Dass Bataville genauso heißt wie die Schuhe, ist kein Zufall. Es war der tschechische Schuhfabrikant Thomas Bata, der seine Ware in den 1930er Jahren auch in Frankreich verkaufen wollte. Nach den damaligen Außenhandelsbedingungen war das aber nur möglich, wenn er auch im Land selbst produzierte. Also entstand hier, mitten im lothringischen Pays des Etangs, unweit der Stadt Sarrebourg, eine seiner Schuhfabriken mit Produktionshallen und Verwaltungsgebäuden. Gebaut von tschechischen Architekten, die in Kontakt standen mit Le Corbusier und Walter Gropius, maßgebliche Mitbegründer der modernen Architektur. Doch das war nicht alles: Thomas Bata ließ außerdem Wohnhäuser, einen Festsaal und sogar einen Bauernhof mit Schlachterei errichten – und taufte den Ort Bataville. Nach seinen Vorstellungen sollten seine Angestellten nämlich nicht nur für ihn arbeiten, sondern auch hier wohnen und ihre Freizeit verbringen. Das ganz besondere Konzept des patriarchalisch denkenden Schuhkönigs, das er weltweit 80 Mal umsetzte.

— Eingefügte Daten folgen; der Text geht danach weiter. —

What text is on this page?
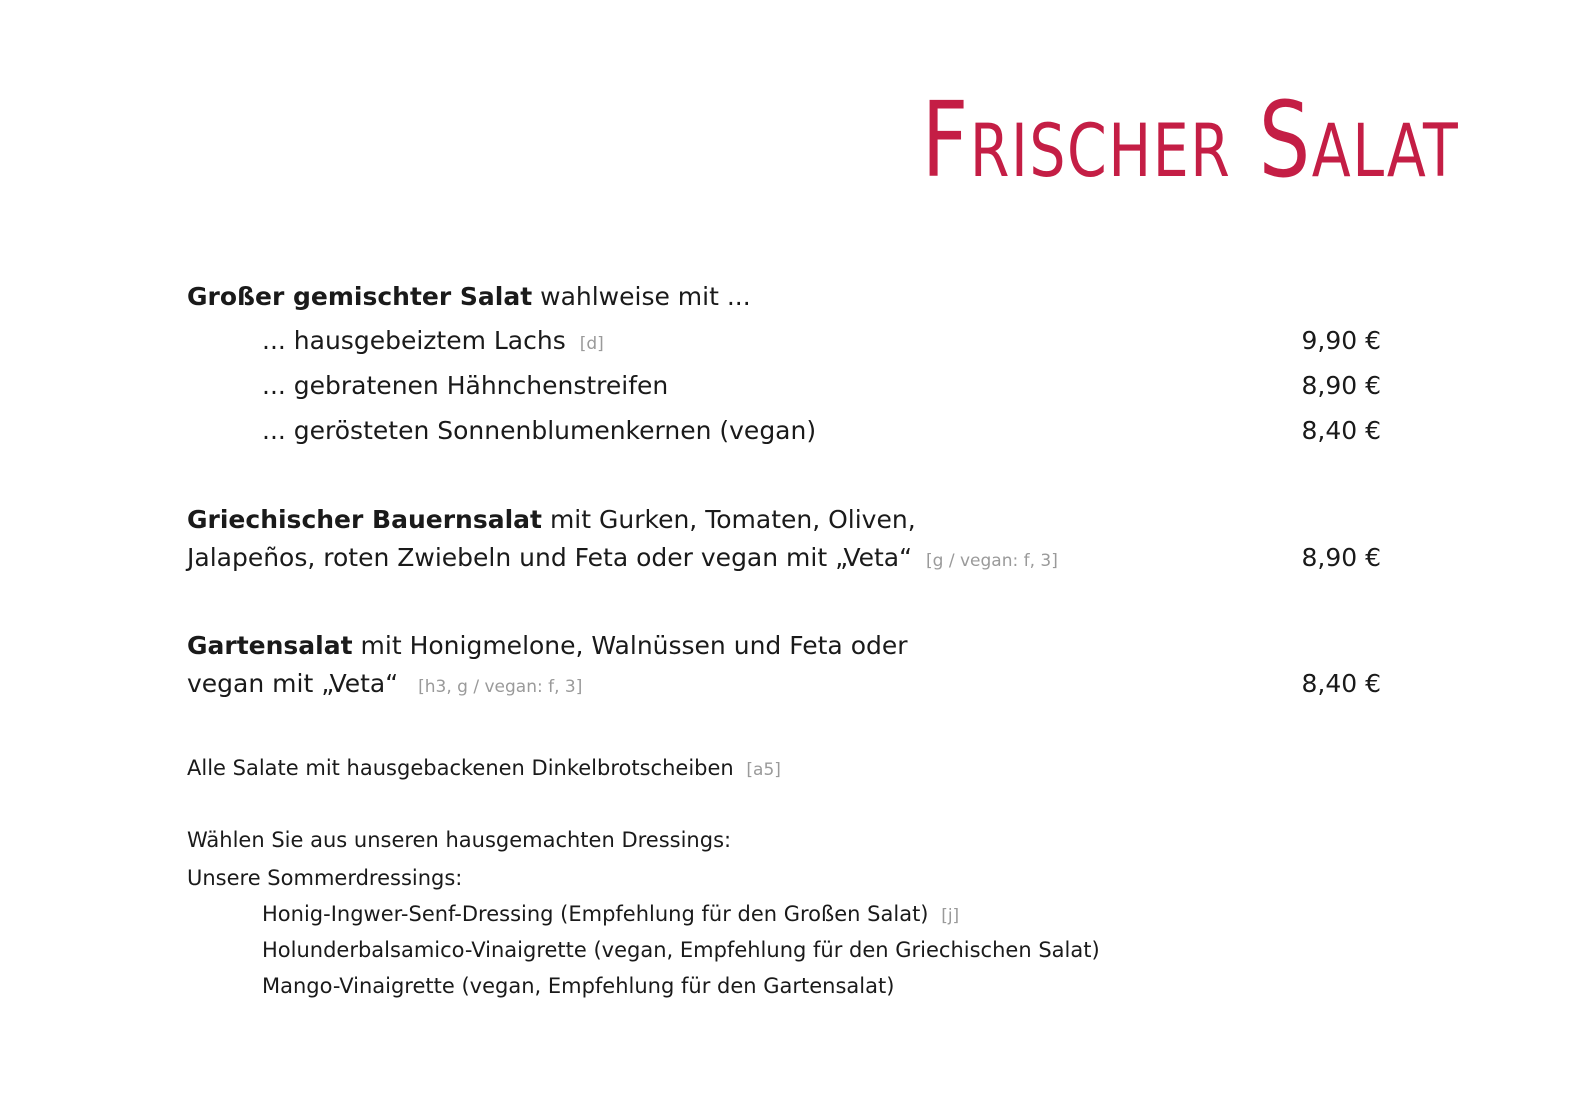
Frischer Salat
Großer gemischter Salat wahlweise mit ...
... hausgebeiztem Lachs [d]	9,90 €
... gebratenen Hähnchenstreifen	8,90 €
... gerösteten Sonnenblumenkernen (vegan)	8,40 €
Griechischer Bauernsalat mit Gurken, Tomaten, Oliven,
Jalapeños, roten Zwiebeln und Feta oder vegan mit „Veta“ [g / vegan: f, 3]	8,90 €
Gartensalat mit Honigmelone, Walnüssen und Feta oder
vegan mit „Veta“ [h3, g / vegan: f, 3]	8,40 €
Alle Salate mit hausgebackenen Dinkelbrotscheiben [a5]
Wählen Sie aus unseren hausgemachten Dressings:
Unsere Sommerdressings:
Honig-Ingwer-Senf-Dressing (Empfehlung für den Großen Salat) [j]
Holunderbalsamico-Vinaigrette (vegan, Empfehlung für den Griechischen Salat)
Mango-Vinaigrette (vegan, Empfehlung für den Gartensalat)
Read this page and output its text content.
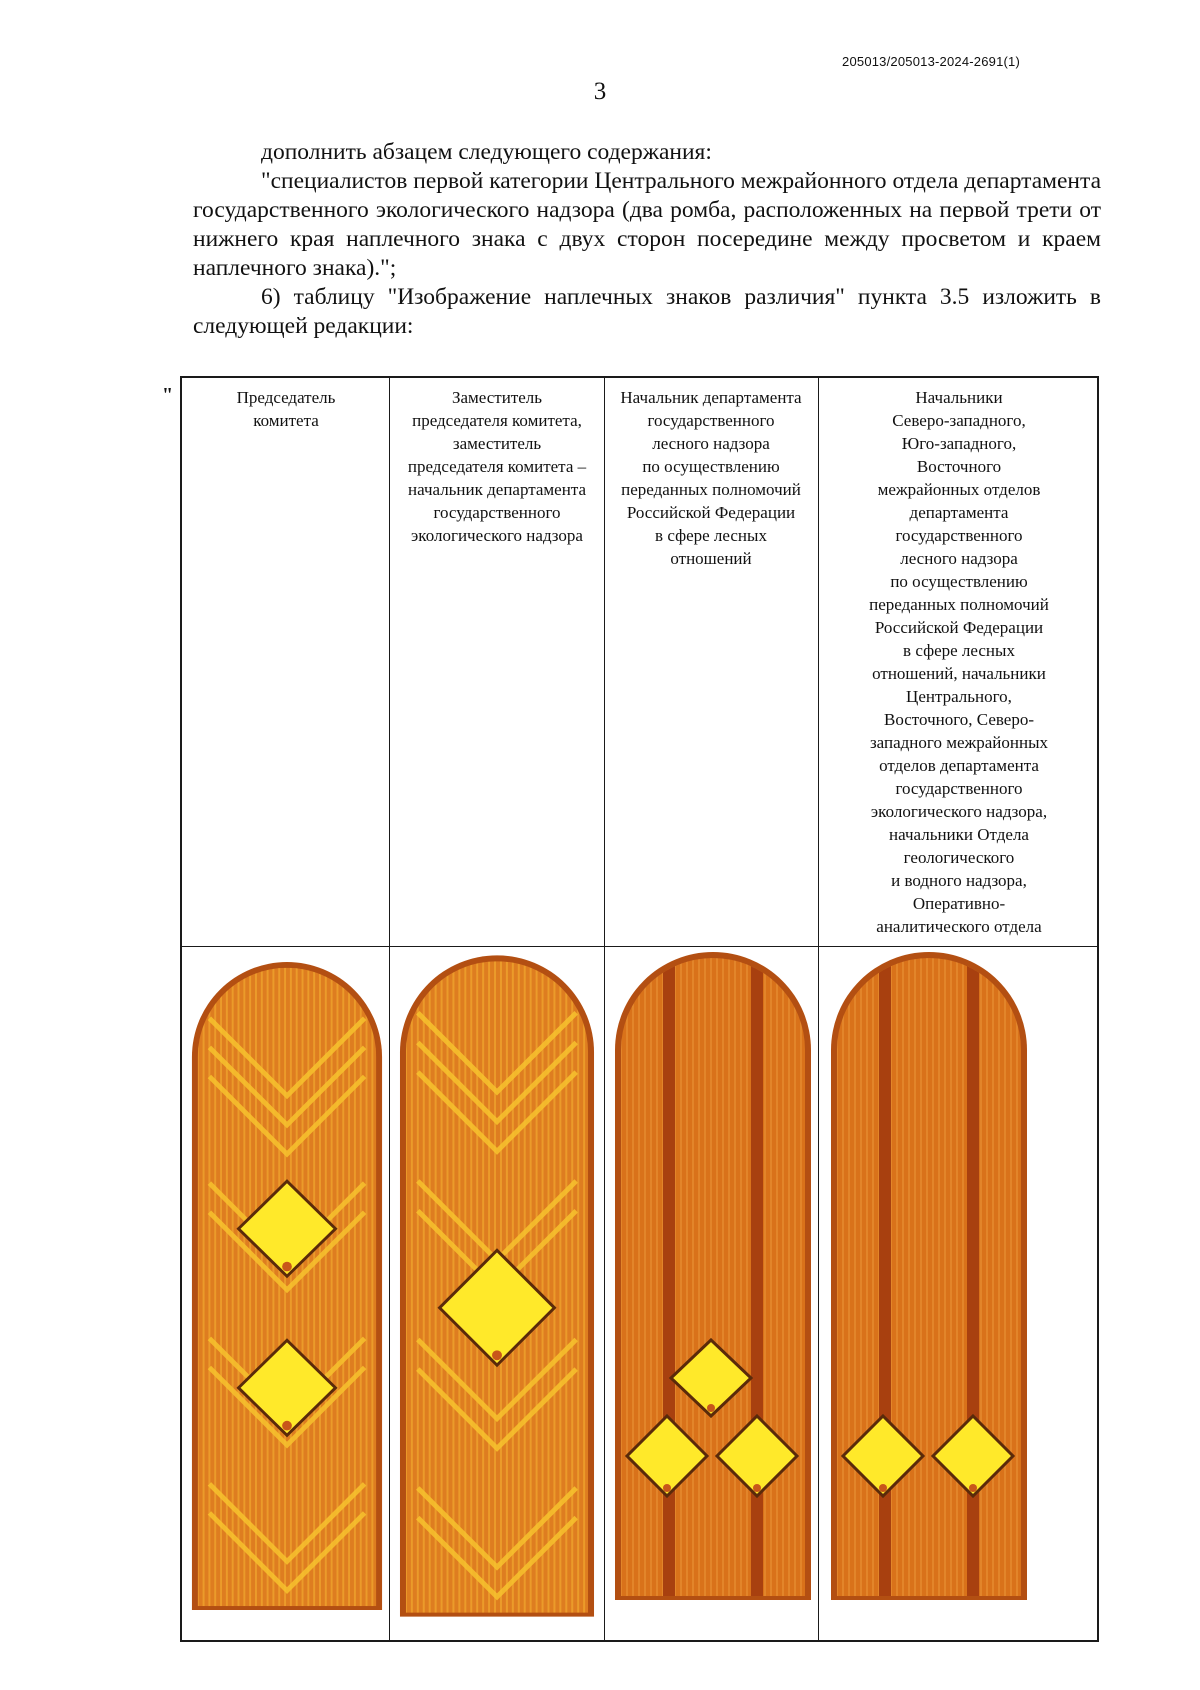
205013/205013-2024-2691(1)
3

дополнить абзацем следующего содержания:

"специалистов первой категории Центрального межрайонного отдела департамента государственного экологического надзора (два ромба, расположенных на первой трети от нижнего края наплечного знака с двух сторон посередине между просветом и краем наплечного знака).";

6) таблицу "Изображение наплечных знаков различия" пункта 3.5 изложить в следующей редакции:

"	Председатель
комитета
Заместитель
председателя комитета,
заместитель
председателя комитета –
начальник департамента
государственного
экологического надзора
Начальник департамента
государственного
лесного надзора
по осуществлению
переданных полномочий
Российской Федерации
в сфере лесных
отношений
Начальники
Северо-западного,
Юго-западного,
Восточного
межрайонных отделов
департамента
государственного
лесного надзора
по осуществлению
переданных полномочий
Российской Федерации
в сфере лесных
отношений, начальники
Центрального,
Восточного, Северо-
западного межрайонных
отделов департамента
государственного
экологического надзора,
начальники Отдела
геологического
и водного надзора,
Оперативно-
аналитического отдела
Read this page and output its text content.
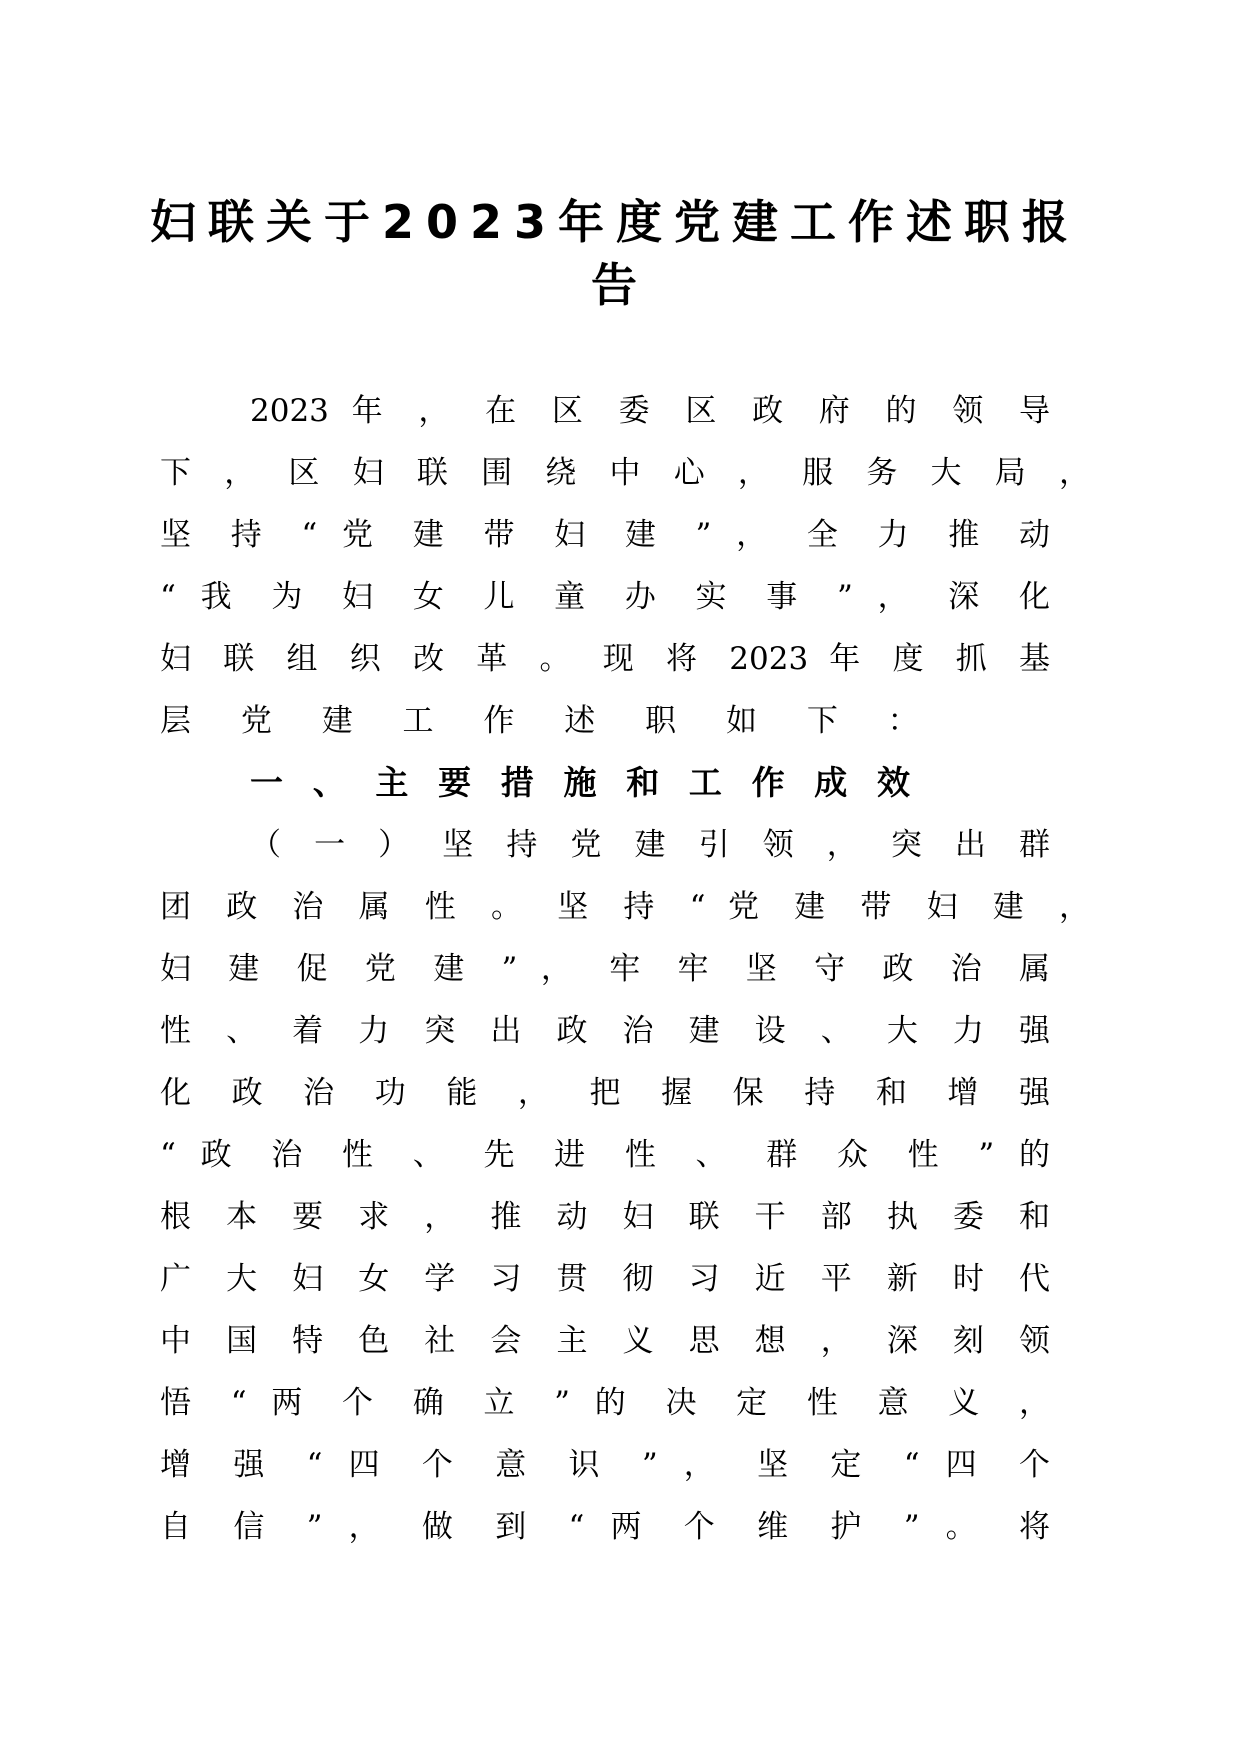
妇联关于2023年度党建工作述职报
告
2023 年 ， 在 区 委 区 政 府 的 领 导
下 ， 区 妇 联 围 绕 中 心 ， 服 务 大 局 ，
坚 持 “ 党 建 带 妇 建 ” ， 全 力 推 动
“ 我 为 妇 女 儿 童 办 实 事 ” ， 深 化
妇 联 组 织 改 革 。 现 将 2023 年 度 抓 基
层 党 建 工 作 述 职 如 下 ：
一 、 主 要 措 施 和 工 作 成 效
（ 一 ） 坚 持 党 建 引 领 ， 突 出 群
团 政 治 属 性 。 坚 持 “ 党 建 带 妇 建 ，
妇 建 促 党 建 ” ， 牢 牢 坚 守 政 治 属
性 、 着 力 突 出 政 治 建 设 、 大 力 强
化 政 治 功 能 ， 把 握 保 持 和 增 强
“ 政 治 性 、 先 进 性 、 群 众 性 ” 的
根 本 要 求 ， 推 动 妇 联 干 部 执 委 和
广 大 妇 女 学 习 贯 彻 习 近 平 新 时 代
中 国 特 色 社 会 主 义 思 想 ， 深 刻 领
悟 “ 两 个 确 立 ” 的 决 定 性 意 义 ，
增 强 “ 四 个 意 识 ” ， 坚 定 “ 四 个
自 信 ” ， 做 到 “ 两 个 维 护 ” 。 将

Kultur in der der Geisterstadt
Heute ist Bataville eine Geisterstadt. Und der, der die Geister hütet, heißt Ghislain Gad. Gad ist Ende 40 und weiß nur aus Erzählungen und Dokumenten, wie es in Bataville zuging. Doch als er den Ort zum ersten Mal besuchte, zog er ihn gleich in seinen Bann. Vor einigen Jahren kaufte er das alte Kantinengebäude, die beiden vier- und fünfstöckigen Verwaltungsgebäude, und eines der Wohnhäuser, in dem die Arbeiterfamilien lebten. Alles Backsteingebäude aus den 1930ern und 1940ern.
Seitdem hat er ein Ziel, eine Vision: Hier, in den stillgelegten Produktionsstätten sollen weiter Dinge entstehen. Aber keine Schuhe vom Fließband wie damals, sondern Ausstellungen, Kunst, Theater, Musik, Konzerte und Handgefertigtes. Und dazu investiert Ghislain Gad jede Minute.
Unermüdlich renoviert und entrümpelt er zusammen mit seiner Lebensgefährtin die heruntergekommenen Fabrikhallen, streicht Wände und richtet Zimmer ein, alles mit den eigenen Händen. So wie die Schuhproduktion einst das Lebenswerk von Thomas Bata war, scheint Bataville nun das Lebenswerk von Ghislain Gad.
Die Ästhetik der 1930er Jahre
Im Eingangsbereich des Verwaltungsgebäudes ist ein Café eingerichtet. Einfarbige Plastikstühle stehen um schlichte Tische herum, die Einrichtung spiegelt die funktionale Ästhetik der 1930er Jahre wider, die Bataville noch innewohnt. Einen Raum weiter sieht es aus wie auf einem Flohmarkt. Bunte Damenkleider und Handtaschen aus vergangenen Jahrzehnten hängen auf Bügeln an einer geschwungenen Kleiderstange aus schwarzem Metall, auf dem Regal dienen weiße runde Lampenschirme als Köpfe für ein paar Damenhüte, auf der beigemelierten Wandtapete sind getrocknete Zweige und ein paar Schwarzweiß-Fotos angebracht. In einem anderen Raum stehen ein Dutzend alte Pianos. Ghislain Gad hat nicht nur eine Leidenschaft für die alten Gebäude, sondern auch fürs Sammeln. An den Wochenenden streift er mit seiner Freundin gern über die Antikmärkte in der Region. Platz zum Lagern haben sie in den alten Fabrikhallen schließlich mehr als genug.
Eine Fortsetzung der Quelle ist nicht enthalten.